3. Run output rails on the LLM response. If the output is unsafe, return the refusal message and stop.
4. Return the response.

With speculative generation enabled, the input rails and the main LLM call start at the same time and race to completion:

1. Start the input rails and the main LLM call in parallel.
2. Wait for whichever finishes first, then resolve the race:
   * If the input rails finish first and the input is unsafe, cancel the LLM call and return the refusal message.
   * If the input rails finish first and the input is safe, wait for the LLM call to finish.
   * If the LLM call finishes first, wait for the input-rail verdict; discard the response and return the refusal message if the input is unsafe.
3. Run output rails on the LLM response.
4. Return the response, or the refusal message if output rails blocked it.
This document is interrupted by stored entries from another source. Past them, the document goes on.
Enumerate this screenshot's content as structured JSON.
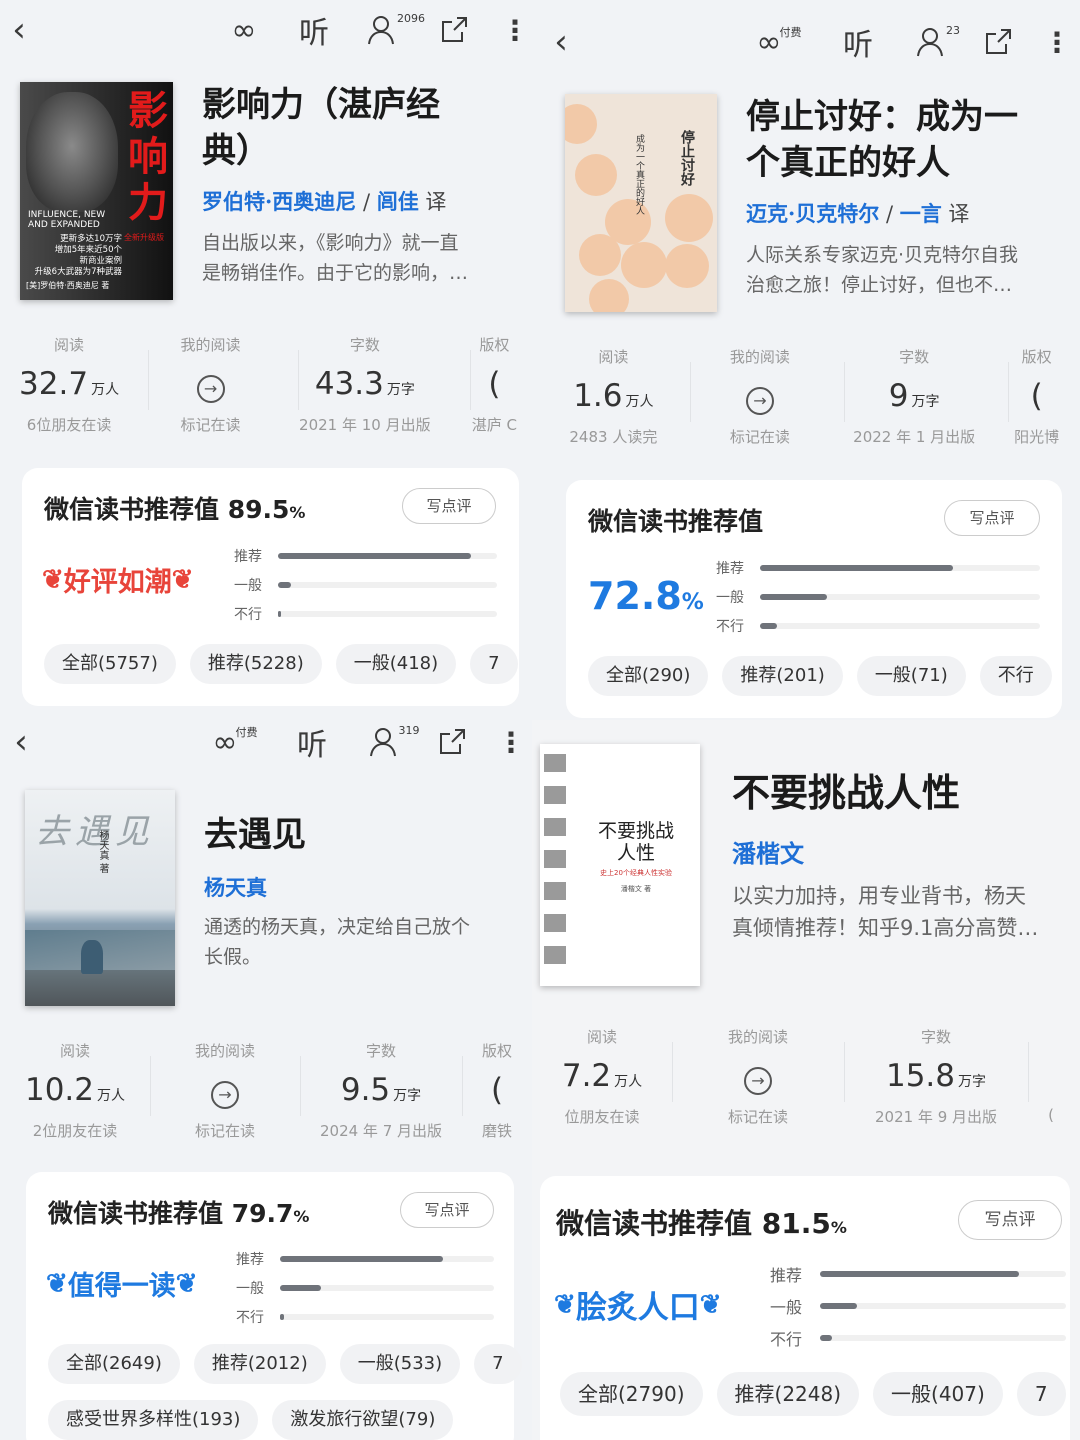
{
  "panels": [
    {
      "toolbar": {
        "back": "‹",
        "inf": "∞",
        "inf_badge": "",
        "listen": "听",
        "friend_count": "2096"
      },
      "book": {
        "title_l1": "影响力（湛庐经",
        "title_l2": "典）",
        "author": "罗伯特·西奥迪尼",
        "sep": " / ",
        "translator": "闾佳",
        "tr_suffix": " 译",
        "intro_l1": "自出版以来，《影响力》就一直",
        "intro_l2": "是畅销佳作。由于它的影响，…"
      },
      "cover": {
        "big": "影响力",
        "sub": "全新升级版",
        "en": "INFLUENCE, NEW AND EXPANDED",
        "l1": "更新多达10万字",
        "l2": "增加5年来近50个",
        "l3": "新商业案例",
        "l4": "升级6大武器为7种武器",
        "auth": "[美]罗伯特·西奥迪尼 著"
      },
      "stats": [
        {
          "label": "阅读",
          "value": "32.7",
          "unit": "万人",
          "sub": "6位朋友在读"
        },
        {
          "label": "我的阅读",
          "value": "",
          "unit": "",
          "sub": "标记在读"
        },
        {
          "label": "字数",
          "value": "43.3",
          "unit": "万字",
          "sub": "2021 年 10 月出版"
        },
        {
          "label": "版权",
          "value": "(",
          "unit": "",
          "sub": "湛庐 C"
        }
      ],
      "rating": {
        "title": "微信读书推荐值 89.5",
        "pct": "%",
        "write": "写点评",
        "badge": "好评如潮",
        "badge_color": "#e8443a",
        "labels": [
          "推荐",
          "一般",
          "不行"
        ],
        "fills": [
          0.88,
          0.06,
          0.01
        ],
        "chips": [
          "全部(5757)",
          "推荐(5228)",
          "一般(418)",
          "7"
        ]
      }
    },
    {
      "toolbar": {
        "back": "‹",
        "inf": "∞",
        "inf_badge": "付费",
        "listen": "听",
        "friend_count": "23"
      },
      "book": {
        "title_l1": "停止讨好：成为一",
        "title_l2": "个真正的好人",
        "author": "迈克·贝克特尔",
        "sep": " / ",
        "translator": "一言",
        "tr_suffix": " 译",
        "intro_l1": "人际关系专家迈克·贝克特尔自我",
        "intro_l2": "治愈之旅！停止讨好，但也不…"
      },
      "cover": {
        "t1": "停止",
        "t2": "讨好",
        "t3": "成为一个",
        "t4": "真正的好人"
      },
      "stats": [
        {
          "label": "阅读",
          "value": "1.6",
          "unit": "万人",
          "sub": "2483 人读完"
        },
        {
          "label": "我的阅读",
          "value": "",
          "unit": "",
          "sub": "标记在读"
        },
        {
          "label": "字数",
          "value": "9",
          "unit": "万字",
          "sub": "2022 年 1 月出版"
        },
        {
          "label": "版权",
          "value": "(",
          "unit": "",
          "sub": "阳光博"
        }
      ],
      "rating": {
        "title": "微信读书推荐值",
        "pct": "",
        "write": "写点评",
        "big": "72.8",
        "big_pct": "%",
        "labels": [
          "推荐",
          "一般",
          "不行"
        ],
        "fills": [
          0.69,
          0.24,
          0.06
        ],
        "chips": [
          "全部(290)",
          "推荐(201)",
          "一般(71)",
          "不行"
        ]
      }
    },
    {
      "toolbar": {
        "back": "‹",
        "inf": "∞",
        "inf_badge": "付费",
        "listen": "听",
        "friend_count": "319"
      },
      "book": {
        "title_l1": "去遇见",
        "title_l2": "",
        "author": "杨天真",
        "sep": "",
        "translator": "",
        "tr_suffix": "",
        "intro_l1": "通透的杨天真，决定给自己放个",
        "intro_l2": "长假。"
      },
      "cover": {
        "t1": "去遇见",
        "t2": "杨天真 著"
      },
      "stats": [
        {
          "label": "阅读",
          "value": "10.2",
          "unit": "万人",
          "sub": "2位朋友在读"
        },
        {
          "label": "我的阅读",
          "value": "",
          "unit": "",
          "sub": "标记在读"
        },
        {
          "label": "字数",
          "value": "9.5",
          "unit": "万字",
          "sub": "2024 年 7 月出版"
        },
        {
          "label": "版权",
          "value": "(",
          "unit": "",
          "sub": "磨铁"
        }
      ],
      "rating": {
        "title": "微信读书推荐值 79.7",
        "pct": "%",
        "write": "写点评",
        "badge": "值得一读",
        "badge_color": "#1e7ae0",
        "labels": [
          "推荐",
          "一般",
          "不行"
        ],
        "fills": [
          0.76,
          0.19,
          0.02
        ],
        "chips": [
          "全部(2649)",
          "推荐(2012)",
          "一般(533)",
          "7"
        ],
        "chips2": [
          "感受世界多样性(193)",
          "激发旅行欲望(79)"
        ]
      }
    },
    {
      "book": {
        "title_l1": "不要挑战人性",
        "title_l2": "",
        "author": "潘楷文",
        "sep": "",
        "translator": "",
        "tr_suffix": "",
        "intro_l1": "以实力加持，用专业背书，杨天",
        "intro_l2": "真倾情推荐！知乎9.1高分高赞…"
      },
      "cover": {
        "t1": "不要挑战",
        "t2": "人性",
        "t3": "史上20个经典人性实验",
        "t4": "潘楷文 著"
      },
      "stats": [
        {
          "label": "阅读",
          "value": "7.2",
          "unit": "万人",
          "sub": "位朋友在读"
        },
        {
          "label": "我的阅读",
          "value": "",
          "unit": "",
          "sub": "标记在读"
        },
        {
          "label": "字数",
          "value": "15.8",
          "unit": "万字",
          "sub": "2021 年 9 月出版"
        },
        {
          "label": "",
          "value": "",
          "unit": "",
          "sub": "("
        }
      ],
      "rating": {
        "title": "微信读书推荐值 81.5",
        "pct": "%",
        "write": "写点评",
        "badge": "脍炙人口",
        "badge_color": "#1e7ae0",
        "labels": [
          "推荐",
          "一般",
          "不行"
        ],
        "fills": [
          0.81,
          0.15,
          0.05
        ],
        "chips": [
          "全部(2790)",
          "推荐(2248)",
          "一般(407)",
          "7"
        ]
      }
    }
  ]
}
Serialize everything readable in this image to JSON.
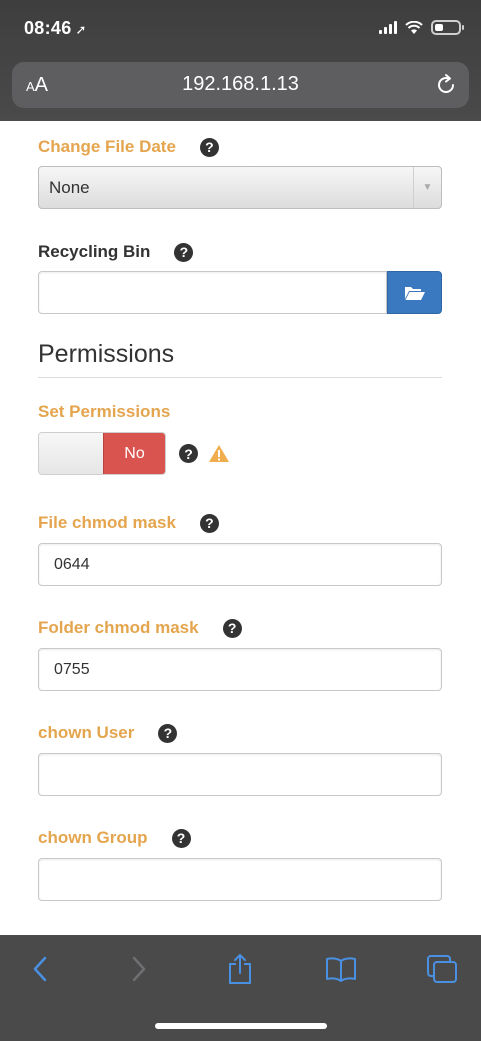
{
  "status": {
    "time": "08:46"
  },
  "browser": {
    "text_size_label_small": "A",
    "text_size_label_large": "A",
    "url": "192.168.1.13"
  },
  "form": {
    "change_file_date": {
      "label": "Change File Date",
      "help": "?",
      "selected": "None"
    },
    "recycling_bin": {
      "label": "Recycling Bin",
      "help": "?",
      "value": ""
    },
    "permissions_section": "Permissions",
    "set_permissions": {
      "label": "Set Permissions",
      "state": "No",
      "help": "?"
    },
    "file_chmod": {
      "label": "File chmod mask",
      "help": "?",
      "value": "0644"
    },
    "folder_chmod": {
      "label": "Folder chmod mask",
      "help": "?",
      "value": "0755"
    },
    "chown_user": {
      "label": "chown User",
      "help": "?",
      "value": ""
    },
    "chown_group": {
      "label": "chown Group",
      "help": "?",
      "value": ""
    }
  },
  "colors": {
    "label_orange": "#e4a54e",
    "toggle_red": "#d9534f",
    "folder_blue": "#3a78bf",
    "toolbar_blue": "#4a90e2",
    "warning": "#f0ad4e"
  },
  "toolbar_icons": [
    "back-icon",
    "forward-icon",
    "share-icon",
    "bookmarks-icon",
    "tabs-icon"
  ]
}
The engine handles three outcomes:

| Outcome                                       | Behavior                                                                                                                               |
| --------------------------------------------- | -------------------------------------------------------------------------------------------------------------------------------------- |
| Input rails finish first, input is **unsafe** | The main LLM call is cancelled. The user receives the refusal message.                                                                 |
| Input rails finish first, input is **safe**   | The engine waits for the main LLM call to finish, then runs output rails.                                                              |
| Main LLM finishes first                       | The engine waits for the input-rail verdict. If unsafe, the generated response is discarded and the user receives the refusal message. |

Output rails always run after the main LLM completes.
Speculative generation does not change the output-rail path.

### Configuration Example

To enable speculative generation, set `speculative_generation: True` under `rails.input` in the `config.yml` file.
Speculative generation requires the IORails engine; see [IORails Engine](/configure-guardrails/yaml-schema/guardrails-configuration#iorails-engine) for how to enable it.

```yaml
models:
    - type: main
      engine: nim
      model: meta/llama-3.1-70b-instruct
    - type: content_safety
      engine: nim
      model: nvidia/llama-3.1-nemoguard-8b-content-safety

rails:
    input:
        speculative_generation: True
        flows:
            - content safety check input $model=content_safety
    output:
        flows:
            - content safety check output $model=content_safety
```

`speculative_generation` and `parallel` can be combined.
Input rails will run in parallel with each other and concurrently with the main LLM call.